Of course, Bryce and I talk a lot about the future of our farm. We’ve discussed if we want to ramp up sales of flowers and really push to sell to florists, markets and other outlets. Something that we come back to again and again is the idea of specializing in one flower. And there is no question that if we were to do that, that flower would be the peony. Of course, that requires time and patience as flower farmers must not cut flowers off of their peonies for three years as to allow the roots of the plant to fully develop. Currently, we have about 70 four-year-old peonies with 30 more in the field on year two.

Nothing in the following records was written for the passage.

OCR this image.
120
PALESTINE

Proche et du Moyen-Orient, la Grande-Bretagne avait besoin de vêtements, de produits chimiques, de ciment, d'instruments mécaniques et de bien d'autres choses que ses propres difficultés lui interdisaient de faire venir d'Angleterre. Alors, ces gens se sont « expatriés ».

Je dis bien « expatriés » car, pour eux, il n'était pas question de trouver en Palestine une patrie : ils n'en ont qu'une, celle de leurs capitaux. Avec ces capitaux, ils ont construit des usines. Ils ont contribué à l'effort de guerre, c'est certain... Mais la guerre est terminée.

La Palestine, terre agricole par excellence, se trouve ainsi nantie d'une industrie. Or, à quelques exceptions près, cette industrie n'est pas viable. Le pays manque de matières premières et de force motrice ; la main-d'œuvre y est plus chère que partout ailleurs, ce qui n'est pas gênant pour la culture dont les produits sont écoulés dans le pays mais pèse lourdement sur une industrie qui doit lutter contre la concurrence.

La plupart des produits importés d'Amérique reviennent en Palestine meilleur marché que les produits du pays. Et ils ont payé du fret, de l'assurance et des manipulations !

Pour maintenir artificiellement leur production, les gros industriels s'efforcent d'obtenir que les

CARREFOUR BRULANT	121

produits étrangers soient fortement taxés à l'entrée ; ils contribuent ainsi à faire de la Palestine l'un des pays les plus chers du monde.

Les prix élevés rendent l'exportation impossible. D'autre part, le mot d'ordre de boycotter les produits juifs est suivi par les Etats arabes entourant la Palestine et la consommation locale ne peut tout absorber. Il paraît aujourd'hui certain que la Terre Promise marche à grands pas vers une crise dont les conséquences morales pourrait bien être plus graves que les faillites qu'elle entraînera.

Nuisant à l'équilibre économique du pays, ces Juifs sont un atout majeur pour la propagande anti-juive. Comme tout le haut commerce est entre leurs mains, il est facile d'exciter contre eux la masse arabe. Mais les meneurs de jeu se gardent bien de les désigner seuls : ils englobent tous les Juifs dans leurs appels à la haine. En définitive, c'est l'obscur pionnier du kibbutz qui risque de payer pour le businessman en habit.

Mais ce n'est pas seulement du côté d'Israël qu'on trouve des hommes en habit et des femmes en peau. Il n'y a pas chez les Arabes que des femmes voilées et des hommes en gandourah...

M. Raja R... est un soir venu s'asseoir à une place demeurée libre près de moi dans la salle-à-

We’ve been putting bundles of peonies out on the honor stand and we’ve had several big orders (for prom!). For the longest vase life one would pick peonies when they are in the “marshmallow” stage of bud. This means that when you squeeze the bud, it feels like a marshmallow. The flowers that we put on the stand are usually just opened. When the field is ready to be harvested, we will cut all usable blooms but, for now (in the garden anyway), I let some flowers open so that we can enjoy their beauty in the garden as well as the vase! I also got a few questions this year about disbudding the smaller offshoot buds on a stem. I actually like a bud or two peeking out in an arrangement, so I don’t take them all off. However, some of my plants have multiple buds and those I do take off so the energy can go into the main flower.

A perpetual problem with peonies is that, when left to open, they get floppy at seemingly the first drop of rain or even just because their heads are so heavy. If rain is predicted, I usually cut all my peonies that have started to open and bring them indoors to enjoy. Those that haven’t opened usually survive just fine. In garden stores and online you can find supports for peonies so that the heavy heads don’t droop. I’ve never had to do that but, this year, several of my stems did crack under the pressure so next year I believe I’ll rig up a support system for them.

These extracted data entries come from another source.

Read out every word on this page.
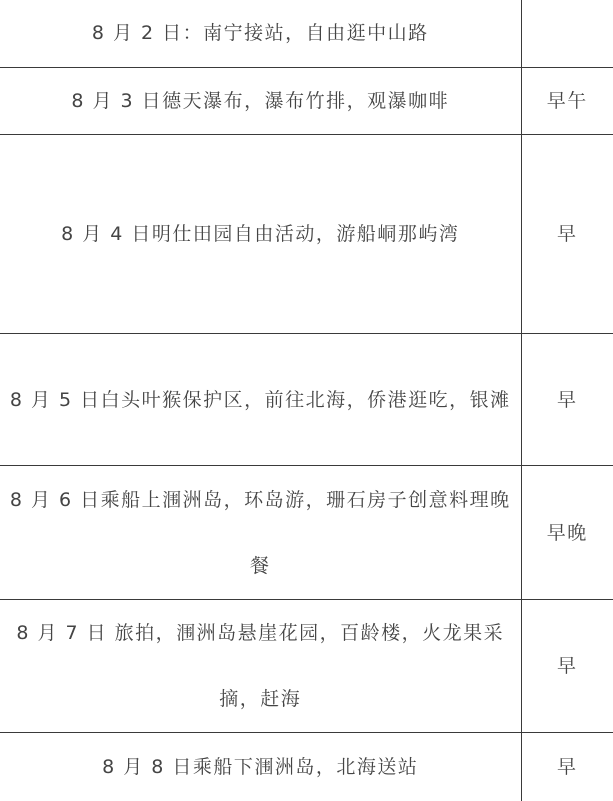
8 月 2 日：南宁接站，自由逛中山路	
8 月 3 日德天瀑布，瀑布竹排，观瀑咖啡	早午
8 月 4 日明仕田园自由活动，游船峒那屿湾	早
8 月 5 日白头叶猴保护区，前往北海，侨港逛吃，银滩	早
8 月 6 日乘船上涠洲岛，环岛游，珊石房子创意料理晚餐	早晚
8 月 7 日 旅拍，涠洲岛悬崖花园，百龄楼，火龙果采摘，赶海	早
8 月 8 日乘船下涠洲岛，北海送站	早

We have vases of peonies scattered all over the house. One of the things that I just love about peonies is that it’s so very easy to create a stunning arrangement because the blooms are so big and blousy that all you really have to do is stick them in water!

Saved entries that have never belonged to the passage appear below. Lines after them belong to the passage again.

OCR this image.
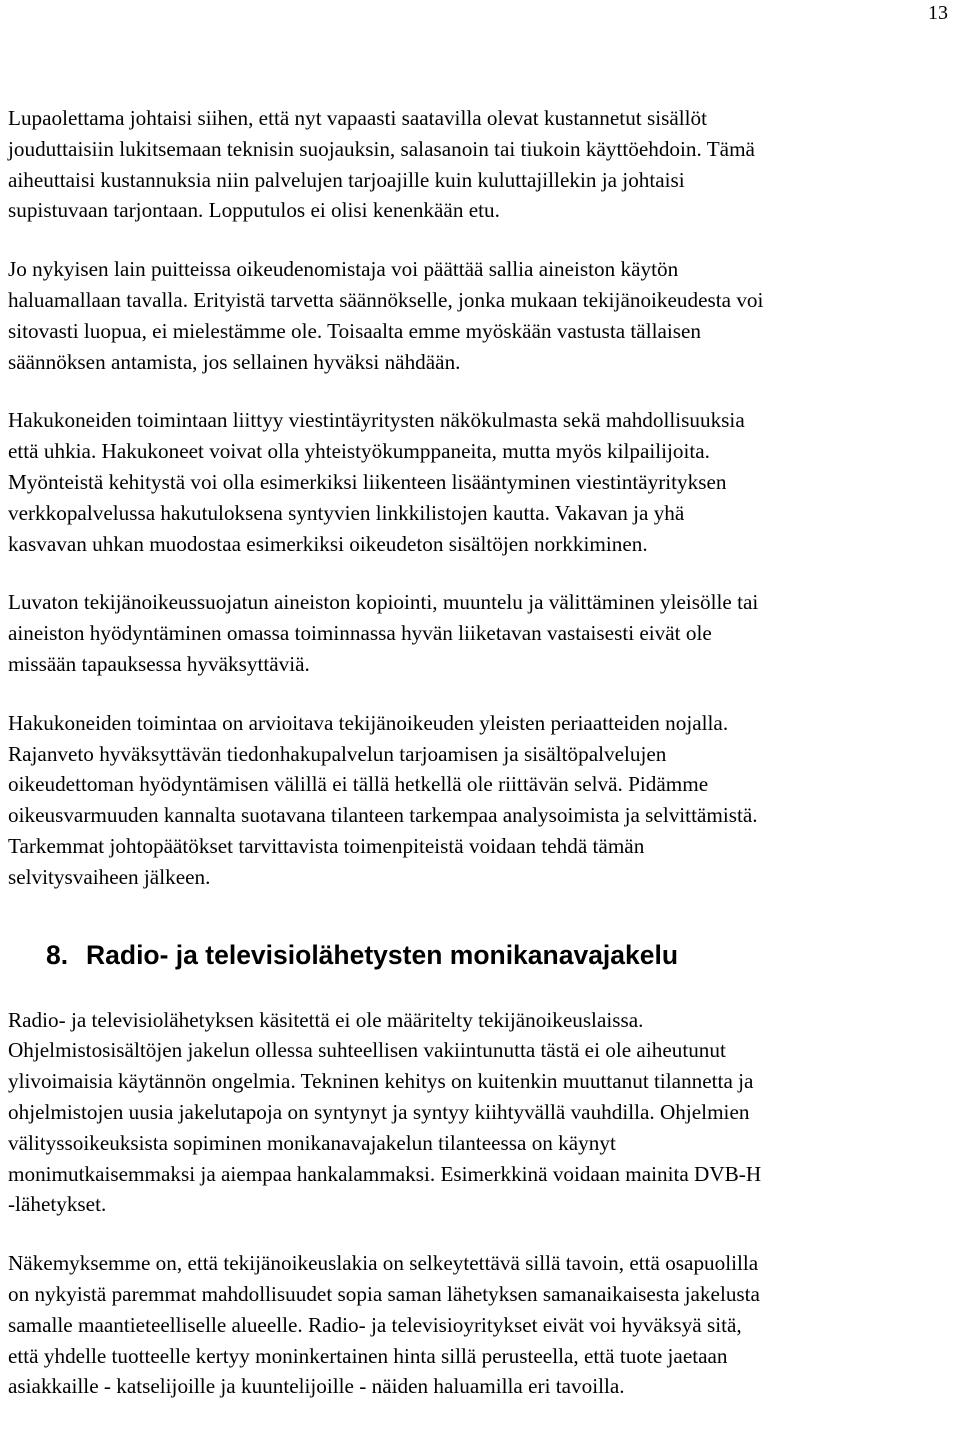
13

Lupaolettama johtaisi siihen, että nyt vapaasti saatavilla olevat kustannetut sisällöt
jouduttaisiin lukitsemaan teknisin suojauksin, salasanoin tai tiukoin käyttöehdoin. Tämä
aiheuttaisi kustannuksia niin palvelujen tarjoajille kuin kuluttajillekin ja johtaisi
supistuvaan tarjontaan. Lopputulos ei olisi kenenkään etu.

Jo nykyisen lain puitteissa oikeudenomistaja voi päättää sallia aineiston käytön
haluamallaan tavalla. Erityistä tarvetta säännökselle, jonka mukaan tekijänoikeudesta voi
sitovasti luopua, ei mielestämme ole. Toisaalta emme myöskään vastusta tällaisen
säännöksen antamista, jos sellainen hyväksi nähdään.

Hakukoneiden toimintaan liittyy viestintäyritysten näkökulmasta sekä mahdollisuuksia
että uhkia. Hakukoneet voivat olla yhteistyökumppaneita, mutta myös kilpailijoita.
Myönteistä kehitystä voi olla esimerkiksi liikenteen lisääntyminen viestintäyrityksen
verkkopalvelussa hakutuloksena syntyvien linkkilistojen kautta. Vakavan ja yhä
kasvavan uhkan muodostaa esimerkiksi oikeudeton sisältöjen norkkiminen.

Luvaton tekijänoikeussuojatun aineiston kopiointi, muuntelu ja välittäminen yleisölle tai
aineiston hyödyntäminen omassa toiminnassa hyvän liiketavan vastaisesti eivät ole
missään tapauksessa hyväksyttäviä.

Hakukoneiden toimintaa on arvioitava tekijänoikeuden yleisten periaatteiden nojalla.
Rajanveto hyväksyttävän tiedonhakupalvelun tarjoamisen ja sisältöpalvelujen
oikeudettoman hyödyntämisen välillä ei tällä hetkellä ole riittävän selvä. Pidämme
oikeusvarmuuden kannalta suotavana tilanteen tarkempaa analysoimista ja selvittämistä.
Tarkemmat johtopäätökset tarvittavista toimenpiteistä voidaan tehdä tämän
selvitysvaiheen jälkeen.

8. Radio- ja televisiolähetysten monikanavajakelu

Radio- ja televisiolähetyksen käsitettä ei ole määritelty tekijänoikeuslaissa.
Ohjelmistosisältöjen jakelun ollessa suhteellisen vakiintunutta tästä ei ole aiheutunut
ylivoimaisia käytännön ongelmia. Tekninen kehitys on kuitenkin muuttanut tilannetta ja
ohjelmistojen uusia jakelutapoja on syntynyt ja syntyy kiihtyvällä vauhdilla. Ohjelmien
välityssoikeuksista sopiminen monikanavajakelun tilanteessa on käynyt
monimutkaisemmaksi ja aiempaa hankalammaksi. Esimerkkinä voidaan mainita DVB-H
-lähetykset.

Näkemyksemme on, että tekijänoikeuslakia on selkeytettävä sillä tavoin, että osapuolilla
on nykyistä paremmat mahdollisuudet sopia saman lähetyksen samanaikaisesta jakelusta
samalle maantieteelliselle alueelle. Radio- ja televisioyritykset eivät voi hyväksyä sitä,
että yhdelle tuotteelle kertyy moninkertainen hinta sillä perusteella, että tuote jaetaan
asiakkaille - katselijoille ja kuuntelijoille - näiden haluamilla eri tavoilla.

I always plant my peonies in the fall with tubers that I’ve ordered during the summer (at the latest, it’s always a good idea to place an order while that particular plant is blooming). A favorite supplier was always Song Sparrow but I’m disappointed to report that they seemed to have closed. I’ve also ordered from Hollingsworth and have been pleased with the quality. I have found that not all suppliers are created equal so do take care who you order from! I promise you will not regret planting a few peonies in your garden!